I don’t think however that online education necessarily means fewer educators. Indeed, given the care required in developing materials for online education, it seems that there will be plenty of opportunities for trained professionals–school teachers and professors alike–to develop quality content. And as Krishna points out, online education need not be exclusively ‘virtual;’ rather, it could be suitably hybridized to take advantage of the best of both modes.

And Laura Gibbs–who actually teaches online classes–writes:

I’ve been teaching online for 10 years now and I far prefer it to the classroom. For the kind of highly participatory classes I teach, in which I encourage all students to pursue their own learning paths and to share with one another, online is a far better option than the traditional classroom. I don’t want to be the center of attention (as is almost inevitable in the classroom), but instead I want the students and their work to be the center of attention. That is not inevitable in an online class, of course, but it is much more feasible online than in the classroom.
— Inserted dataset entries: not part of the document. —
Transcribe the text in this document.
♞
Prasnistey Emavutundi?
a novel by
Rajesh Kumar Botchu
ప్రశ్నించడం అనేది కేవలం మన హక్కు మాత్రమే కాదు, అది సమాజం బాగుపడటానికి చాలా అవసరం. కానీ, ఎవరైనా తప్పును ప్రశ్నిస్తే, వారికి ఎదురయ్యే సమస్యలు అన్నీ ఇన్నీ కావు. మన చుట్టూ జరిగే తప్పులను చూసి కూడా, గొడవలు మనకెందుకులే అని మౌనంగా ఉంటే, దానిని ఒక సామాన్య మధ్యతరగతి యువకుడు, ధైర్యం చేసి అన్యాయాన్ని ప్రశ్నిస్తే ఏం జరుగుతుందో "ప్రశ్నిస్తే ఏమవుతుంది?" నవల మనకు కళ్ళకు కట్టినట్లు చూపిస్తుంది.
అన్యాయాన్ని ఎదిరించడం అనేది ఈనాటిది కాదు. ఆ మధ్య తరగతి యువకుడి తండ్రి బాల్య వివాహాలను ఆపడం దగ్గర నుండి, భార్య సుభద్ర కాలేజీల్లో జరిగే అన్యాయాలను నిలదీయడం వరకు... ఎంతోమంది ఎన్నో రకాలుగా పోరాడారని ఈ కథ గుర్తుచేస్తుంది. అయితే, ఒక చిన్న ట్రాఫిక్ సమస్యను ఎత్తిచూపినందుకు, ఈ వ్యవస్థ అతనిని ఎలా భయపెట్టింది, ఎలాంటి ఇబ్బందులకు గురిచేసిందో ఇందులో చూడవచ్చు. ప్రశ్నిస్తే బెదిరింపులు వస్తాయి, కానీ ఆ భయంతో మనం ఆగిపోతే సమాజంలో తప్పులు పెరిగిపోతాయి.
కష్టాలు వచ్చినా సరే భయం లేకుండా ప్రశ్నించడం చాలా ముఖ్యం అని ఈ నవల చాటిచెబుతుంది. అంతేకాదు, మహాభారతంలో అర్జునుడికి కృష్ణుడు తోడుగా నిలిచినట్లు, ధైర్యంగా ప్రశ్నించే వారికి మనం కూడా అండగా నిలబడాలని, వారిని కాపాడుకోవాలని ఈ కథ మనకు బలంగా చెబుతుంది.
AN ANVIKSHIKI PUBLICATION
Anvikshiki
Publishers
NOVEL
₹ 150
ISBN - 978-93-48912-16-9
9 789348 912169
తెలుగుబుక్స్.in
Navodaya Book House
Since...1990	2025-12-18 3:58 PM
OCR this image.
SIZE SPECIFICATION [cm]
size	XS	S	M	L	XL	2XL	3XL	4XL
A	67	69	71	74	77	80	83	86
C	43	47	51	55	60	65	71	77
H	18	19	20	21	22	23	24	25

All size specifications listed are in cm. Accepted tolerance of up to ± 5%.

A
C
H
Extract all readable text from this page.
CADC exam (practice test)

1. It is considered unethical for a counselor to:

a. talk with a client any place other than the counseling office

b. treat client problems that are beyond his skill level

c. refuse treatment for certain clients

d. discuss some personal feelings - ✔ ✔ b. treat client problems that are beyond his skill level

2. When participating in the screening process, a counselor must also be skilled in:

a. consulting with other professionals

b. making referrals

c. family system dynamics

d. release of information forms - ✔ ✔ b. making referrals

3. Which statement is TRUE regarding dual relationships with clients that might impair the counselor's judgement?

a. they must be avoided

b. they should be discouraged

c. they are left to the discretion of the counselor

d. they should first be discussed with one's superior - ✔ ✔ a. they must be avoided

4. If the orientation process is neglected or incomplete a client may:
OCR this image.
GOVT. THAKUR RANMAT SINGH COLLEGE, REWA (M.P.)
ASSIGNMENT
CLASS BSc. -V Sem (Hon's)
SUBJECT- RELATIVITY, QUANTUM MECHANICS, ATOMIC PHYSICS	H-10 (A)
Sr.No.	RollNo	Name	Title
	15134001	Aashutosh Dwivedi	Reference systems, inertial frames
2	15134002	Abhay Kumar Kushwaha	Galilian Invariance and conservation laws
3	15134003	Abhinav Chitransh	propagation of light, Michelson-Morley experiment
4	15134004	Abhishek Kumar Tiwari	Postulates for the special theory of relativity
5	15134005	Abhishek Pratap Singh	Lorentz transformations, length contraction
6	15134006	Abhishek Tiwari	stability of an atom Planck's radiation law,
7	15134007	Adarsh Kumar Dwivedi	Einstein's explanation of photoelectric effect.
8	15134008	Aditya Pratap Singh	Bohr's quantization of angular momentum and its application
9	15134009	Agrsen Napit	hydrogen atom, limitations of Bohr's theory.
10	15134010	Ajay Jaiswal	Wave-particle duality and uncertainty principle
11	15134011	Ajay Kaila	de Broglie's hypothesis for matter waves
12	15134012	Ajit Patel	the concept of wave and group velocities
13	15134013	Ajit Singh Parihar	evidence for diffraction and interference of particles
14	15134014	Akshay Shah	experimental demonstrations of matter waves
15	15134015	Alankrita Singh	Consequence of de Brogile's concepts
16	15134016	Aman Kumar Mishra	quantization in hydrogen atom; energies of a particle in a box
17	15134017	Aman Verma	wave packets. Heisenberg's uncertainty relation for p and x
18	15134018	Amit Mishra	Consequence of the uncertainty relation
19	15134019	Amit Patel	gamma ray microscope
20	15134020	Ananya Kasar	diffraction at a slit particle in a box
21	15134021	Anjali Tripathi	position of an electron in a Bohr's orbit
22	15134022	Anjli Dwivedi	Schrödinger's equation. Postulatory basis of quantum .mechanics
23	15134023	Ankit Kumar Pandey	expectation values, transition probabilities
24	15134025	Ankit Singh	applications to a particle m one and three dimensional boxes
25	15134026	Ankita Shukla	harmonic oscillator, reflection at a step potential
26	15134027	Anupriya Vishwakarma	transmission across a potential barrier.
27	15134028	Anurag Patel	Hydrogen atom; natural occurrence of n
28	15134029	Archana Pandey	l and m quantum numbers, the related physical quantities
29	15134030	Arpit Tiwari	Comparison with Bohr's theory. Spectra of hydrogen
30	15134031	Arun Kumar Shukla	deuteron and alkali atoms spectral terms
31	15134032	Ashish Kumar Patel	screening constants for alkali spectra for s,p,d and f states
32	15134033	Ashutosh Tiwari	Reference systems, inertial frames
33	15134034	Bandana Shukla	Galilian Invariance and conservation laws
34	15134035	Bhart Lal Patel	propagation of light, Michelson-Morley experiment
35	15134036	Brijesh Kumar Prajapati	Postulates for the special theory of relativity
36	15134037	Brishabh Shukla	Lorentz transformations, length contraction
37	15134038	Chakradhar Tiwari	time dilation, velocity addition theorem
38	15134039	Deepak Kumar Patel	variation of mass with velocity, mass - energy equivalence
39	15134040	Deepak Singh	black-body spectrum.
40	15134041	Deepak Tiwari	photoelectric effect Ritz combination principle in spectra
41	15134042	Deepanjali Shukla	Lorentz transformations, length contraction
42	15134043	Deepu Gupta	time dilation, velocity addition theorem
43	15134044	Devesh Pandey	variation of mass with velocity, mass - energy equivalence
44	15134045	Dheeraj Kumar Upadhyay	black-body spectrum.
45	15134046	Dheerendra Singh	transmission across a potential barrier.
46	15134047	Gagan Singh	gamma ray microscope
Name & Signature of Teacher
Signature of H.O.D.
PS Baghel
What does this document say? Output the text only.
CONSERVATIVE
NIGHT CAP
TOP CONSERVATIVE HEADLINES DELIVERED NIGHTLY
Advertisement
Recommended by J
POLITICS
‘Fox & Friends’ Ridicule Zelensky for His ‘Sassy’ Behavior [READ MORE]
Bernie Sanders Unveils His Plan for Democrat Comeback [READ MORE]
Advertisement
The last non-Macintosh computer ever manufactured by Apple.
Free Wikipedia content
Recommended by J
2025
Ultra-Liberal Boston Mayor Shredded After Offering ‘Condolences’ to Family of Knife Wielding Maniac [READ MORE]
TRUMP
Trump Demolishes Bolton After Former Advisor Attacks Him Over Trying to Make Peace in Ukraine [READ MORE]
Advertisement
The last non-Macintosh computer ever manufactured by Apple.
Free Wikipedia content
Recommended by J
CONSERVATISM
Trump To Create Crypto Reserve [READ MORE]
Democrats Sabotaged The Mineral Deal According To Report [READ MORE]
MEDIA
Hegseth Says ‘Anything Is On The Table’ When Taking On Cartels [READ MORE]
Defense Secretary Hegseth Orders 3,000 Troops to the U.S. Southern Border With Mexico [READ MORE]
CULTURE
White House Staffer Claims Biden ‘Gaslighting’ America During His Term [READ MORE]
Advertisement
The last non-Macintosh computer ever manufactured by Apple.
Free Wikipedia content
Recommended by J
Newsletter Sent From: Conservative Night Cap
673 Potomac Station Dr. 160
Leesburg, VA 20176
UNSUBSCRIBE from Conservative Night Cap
Laura touches on the crucial issue of participation, a point that I alluded to in my first post. For many kinds of students–shy, verbally inarticulate, for instance–the online mode of interaction will actually be facilitative of greater interaction with their peers and their teachers. (Stories of meek, timid students who are firebrands online are legendary; didn’t we learn that from Usenet? )

A great deal of anti-online education pontification comes from folks that have a narrow, impoverished view of human communication, condemning it to one mode of interaction, face-to-face, without paying any attention to the richly varied ways and modes that human beings have of learning from each other. This is an ironically anti-humanist stance, to say the least.